Christian Abouchaker
Information Privacy Law
Professor Ira Rubinstein
March 21, 2017
Fourth Amendment Protection and “Smart” Homes
While the use of smart meter technology in homes across the country offers notable benefits with respect to energy monitoring and cost reduction, it also gives rise to important privacy concerns.
In Naperville Smart Meter Awareness v. City of Naperville, a federal district court in Illinois held that there is no reasonable expectation of privacy in data collected by smart meter devices, and that such data is outside the scope of Fourth Amendment protection. In this case, the Naperville Smart Meter Awareness Association (NSMA) alleged that the City’s installation of smart meters constituted an unreasonable search and an invasion of privacy under the Fourth Amendment. Smart meters collect energy use data at high frequencies, typically every 5, 15, or 30 minutes. In doing so, smart meters provide aggregate measurements of a household’s electrical usage. NSMA further alleges that smart meters have the capability of capturing detailed information about electricity usage, such as remote daily tracking of time patterns and power loads associated with power usage, therefore providing information about the personal details of a person’s private life. However, the Court held that NSMA members had no expectation of privacy in the aggregate measurements of their electrical usage. The court’s decision is based on the presumption that data collected from smart meters is no more informative than the data collected by analog meters.

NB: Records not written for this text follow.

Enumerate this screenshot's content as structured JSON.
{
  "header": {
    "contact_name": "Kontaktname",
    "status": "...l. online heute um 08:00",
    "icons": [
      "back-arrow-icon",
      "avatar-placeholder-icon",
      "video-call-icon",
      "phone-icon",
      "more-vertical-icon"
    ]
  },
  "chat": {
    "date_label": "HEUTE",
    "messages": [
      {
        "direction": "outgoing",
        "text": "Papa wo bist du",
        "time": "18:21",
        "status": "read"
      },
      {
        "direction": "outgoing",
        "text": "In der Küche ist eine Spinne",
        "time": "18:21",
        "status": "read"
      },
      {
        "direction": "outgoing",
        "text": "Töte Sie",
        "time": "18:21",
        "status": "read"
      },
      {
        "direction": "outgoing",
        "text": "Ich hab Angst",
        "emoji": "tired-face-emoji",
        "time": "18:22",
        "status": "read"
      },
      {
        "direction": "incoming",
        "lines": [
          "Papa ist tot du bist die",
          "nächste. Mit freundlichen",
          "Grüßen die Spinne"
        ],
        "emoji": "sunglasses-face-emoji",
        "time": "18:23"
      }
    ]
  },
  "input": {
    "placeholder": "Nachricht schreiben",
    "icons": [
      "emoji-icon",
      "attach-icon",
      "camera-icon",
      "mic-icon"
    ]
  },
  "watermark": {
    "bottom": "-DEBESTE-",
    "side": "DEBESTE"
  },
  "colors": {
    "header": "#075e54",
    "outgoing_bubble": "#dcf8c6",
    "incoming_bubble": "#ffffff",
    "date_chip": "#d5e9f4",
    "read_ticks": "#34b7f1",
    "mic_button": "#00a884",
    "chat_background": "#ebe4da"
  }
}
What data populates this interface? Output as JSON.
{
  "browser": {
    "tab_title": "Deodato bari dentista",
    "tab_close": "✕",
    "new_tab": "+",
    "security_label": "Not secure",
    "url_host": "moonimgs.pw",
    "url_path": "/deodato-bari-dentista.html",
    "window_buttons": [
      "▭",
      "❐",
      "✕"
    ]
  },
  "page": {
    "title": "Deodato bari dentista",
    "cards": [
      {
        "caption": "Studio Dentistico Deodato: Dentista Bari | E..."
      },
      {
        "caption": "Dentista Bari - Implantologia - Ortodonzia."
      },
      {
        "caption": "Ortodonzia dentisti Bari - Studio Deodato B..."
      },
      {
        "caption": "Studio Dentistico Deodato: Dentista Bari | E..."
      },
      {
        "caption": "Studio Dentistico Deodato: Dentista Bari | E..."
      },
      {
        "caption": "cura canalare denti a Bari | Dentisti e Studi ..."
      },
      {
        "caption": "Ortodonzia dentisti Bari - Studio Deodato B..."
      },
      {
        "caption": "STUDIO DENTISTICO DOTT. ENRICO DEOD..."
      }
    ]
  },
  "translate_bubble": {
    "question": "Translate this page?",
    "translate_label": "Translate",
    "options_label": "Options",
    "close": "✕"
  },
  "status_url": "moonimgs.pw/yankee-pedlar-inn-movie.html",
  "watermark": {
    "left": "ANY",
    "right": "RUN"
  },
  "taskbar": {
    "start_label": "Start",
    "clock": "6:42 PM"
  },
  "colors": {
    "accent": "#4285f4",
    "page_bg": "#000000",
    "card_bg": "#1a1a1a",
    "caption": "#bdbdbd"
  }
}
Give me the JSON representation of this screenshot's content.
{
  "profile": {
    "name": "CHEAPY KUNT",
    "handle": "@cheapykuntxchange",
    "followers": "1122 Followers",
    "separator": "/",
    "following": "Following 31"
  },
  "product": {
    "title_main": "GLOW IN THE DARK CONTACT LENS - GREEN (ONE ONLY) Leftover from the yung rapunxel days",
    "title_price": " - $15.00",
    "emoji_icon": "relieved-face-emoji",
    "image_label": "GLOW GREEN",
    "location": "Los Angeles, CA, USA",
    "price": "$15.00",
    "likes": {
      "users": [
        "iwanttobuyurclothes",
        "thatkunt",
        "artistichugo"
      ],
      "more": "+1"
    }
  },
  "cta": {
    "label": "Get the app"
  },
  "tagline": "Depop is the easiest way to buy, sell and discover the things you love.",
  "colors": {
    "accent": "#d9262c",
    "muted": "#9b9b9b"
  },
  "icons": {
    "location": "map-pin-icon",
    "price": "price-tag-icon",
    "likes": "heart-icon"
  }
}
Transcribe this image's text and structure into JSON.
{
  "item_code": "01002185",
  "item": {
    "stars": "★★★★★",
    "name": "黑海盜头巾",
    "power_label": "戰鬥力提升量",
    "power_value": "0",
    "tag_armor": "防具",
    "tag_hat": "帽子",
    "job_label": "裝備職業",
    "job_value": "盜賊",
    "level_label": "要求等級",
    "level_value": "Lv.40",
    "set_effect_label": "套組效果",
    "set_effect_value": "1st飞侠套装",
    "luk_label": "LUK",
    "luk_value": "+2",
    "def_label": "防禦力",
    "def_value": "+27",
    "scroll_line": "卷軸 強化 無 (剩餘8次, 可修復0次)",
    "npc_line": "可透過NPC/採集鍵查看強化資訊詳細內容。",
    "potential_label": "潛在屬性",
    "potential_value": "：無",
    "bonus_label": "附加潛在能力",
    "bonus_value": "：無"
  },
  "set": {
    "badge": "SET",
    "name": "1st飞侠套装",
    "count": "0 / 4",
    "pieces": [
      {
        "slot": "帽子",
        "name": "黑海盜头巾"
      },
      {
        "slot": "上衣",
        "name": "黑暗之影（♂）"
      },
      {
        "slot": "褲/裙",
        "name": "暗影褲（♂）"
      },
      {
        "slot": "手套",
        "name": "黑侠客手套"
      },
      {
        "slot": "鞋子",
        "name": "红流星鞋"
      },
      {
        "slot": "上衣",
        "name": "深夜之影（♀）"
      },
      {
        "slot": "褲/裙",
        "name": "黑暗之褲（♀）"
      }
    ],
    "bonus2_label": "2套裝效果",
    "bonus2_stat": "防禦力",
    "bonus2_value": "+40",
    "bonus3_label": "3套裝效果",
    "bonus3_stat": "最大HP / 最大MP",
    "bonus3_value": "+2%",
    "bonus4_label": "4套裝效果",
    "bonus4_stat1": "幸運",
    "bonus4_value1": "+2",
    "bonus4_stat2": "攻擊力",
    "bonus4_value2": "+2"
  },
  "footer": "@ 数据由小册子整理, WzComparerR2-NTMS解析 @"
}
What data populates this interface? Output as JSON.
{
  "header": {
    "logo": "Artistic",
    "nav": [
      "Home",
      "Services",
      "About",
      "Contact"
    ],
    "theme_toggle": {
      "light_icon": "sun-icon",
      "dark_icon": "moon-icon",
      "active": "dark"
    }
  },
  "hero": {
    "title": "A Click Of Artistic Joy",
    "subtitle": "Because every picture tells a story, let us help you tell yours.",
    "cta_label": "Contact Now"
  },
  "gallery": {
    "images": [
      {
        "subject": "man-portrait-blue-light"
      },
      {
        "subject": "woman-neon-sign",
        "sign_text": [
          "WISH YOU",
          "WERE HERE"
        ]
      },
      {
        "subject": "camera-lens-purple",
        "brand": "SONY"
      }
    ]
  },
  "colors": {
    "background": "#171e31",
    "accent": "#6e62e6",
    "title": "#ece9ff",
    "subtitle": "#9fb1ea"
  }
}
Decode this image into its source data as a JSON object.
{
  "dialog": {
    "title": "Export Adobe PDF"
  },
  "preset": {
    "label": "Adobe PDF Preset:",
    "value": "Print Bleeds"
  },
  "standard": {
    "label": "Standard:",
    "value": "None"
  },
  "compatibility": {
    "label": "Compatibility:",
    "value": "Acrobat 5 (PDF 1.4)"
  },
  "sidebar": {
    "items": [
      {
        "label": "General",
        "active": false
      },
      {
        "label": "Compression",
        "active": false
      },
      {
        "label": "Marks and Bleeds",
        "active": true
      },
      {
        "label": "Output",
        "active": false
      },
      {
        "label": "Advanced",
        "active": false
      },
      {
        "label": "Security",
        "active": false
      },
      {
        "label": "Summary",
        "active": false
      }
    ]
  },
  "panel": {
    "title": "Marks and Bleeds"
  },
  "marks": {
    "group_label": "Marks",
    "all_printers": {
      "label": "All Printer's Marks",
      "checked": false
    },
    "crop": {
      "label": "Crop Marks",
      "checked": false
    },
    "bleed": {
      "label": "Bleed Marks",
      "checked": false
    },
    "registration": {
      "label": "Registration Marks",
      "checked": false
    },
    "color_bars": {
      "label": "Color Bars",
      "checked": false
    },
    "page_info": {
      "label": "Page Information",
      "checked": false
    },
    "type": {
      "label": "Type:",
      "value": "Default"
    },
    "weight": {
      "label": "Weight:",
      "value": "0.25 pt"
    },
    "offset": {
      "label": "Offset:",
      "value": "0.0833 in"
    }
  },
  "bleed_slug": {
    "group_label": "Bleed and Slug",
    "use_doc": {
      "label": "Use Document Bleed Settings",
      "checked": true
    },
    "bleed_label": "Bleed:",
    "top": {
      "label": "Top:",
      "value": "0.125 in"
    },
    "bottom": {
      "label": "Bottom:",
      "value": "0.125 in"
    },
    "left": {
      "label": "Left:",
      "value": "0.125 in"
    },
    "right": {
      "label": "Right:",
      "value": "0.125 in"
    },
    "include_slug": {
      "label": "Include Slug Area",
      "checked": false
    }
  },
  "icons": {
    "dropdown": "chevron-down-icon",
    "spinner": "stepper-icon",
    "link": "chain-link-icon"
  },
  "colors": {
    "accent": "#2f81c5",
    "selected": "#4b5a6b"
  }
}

This case is currently on appeal to the U.S. Court of Appeals for the Seventh Circuit. EFF and Privacy International have requested to file a brief addressing the broader impacts of the District Court’s decision. In their brief, EFF and Privacy International offer that smart meter data constitutes “intimate information regarding a person or family’s private, in-home activities”, given the time granularity of such data (i.e. a reading every 15 minutes, or 2,800 readings in a 30-day month). Given the intimate nature of this information, it is argued that smart meter data should be afforded the utmost Fourth Amendment protection. Further, the brief presents data from a normative inquiry into Americans’ privacy expectation surrounding data regarding their in-home activities, which indicates that Americans are particularly concerned about the privacy of data tied to their homes. Based on these findings, and given that certain states have enacted laws protecting data collected via smart meters (e.g. Cal.Pub.Util.Code §§ 8380–8381 prohibits utilities from sharing or disclosing customers’ consumption data to third parties without consent, and also requires the maintenance of “reasonable security procedures”, including encryption, for consumers’ electricity usage data), EFF and Privacy International allege that there is a reasonable expectation of privacy with respect to smart meter data.
Considering that more than 40% of American households currently have a smart meter, and that this figure is expected to reach 80% by 2020, the outcome of this case will have significant implications for the privacy of Americans.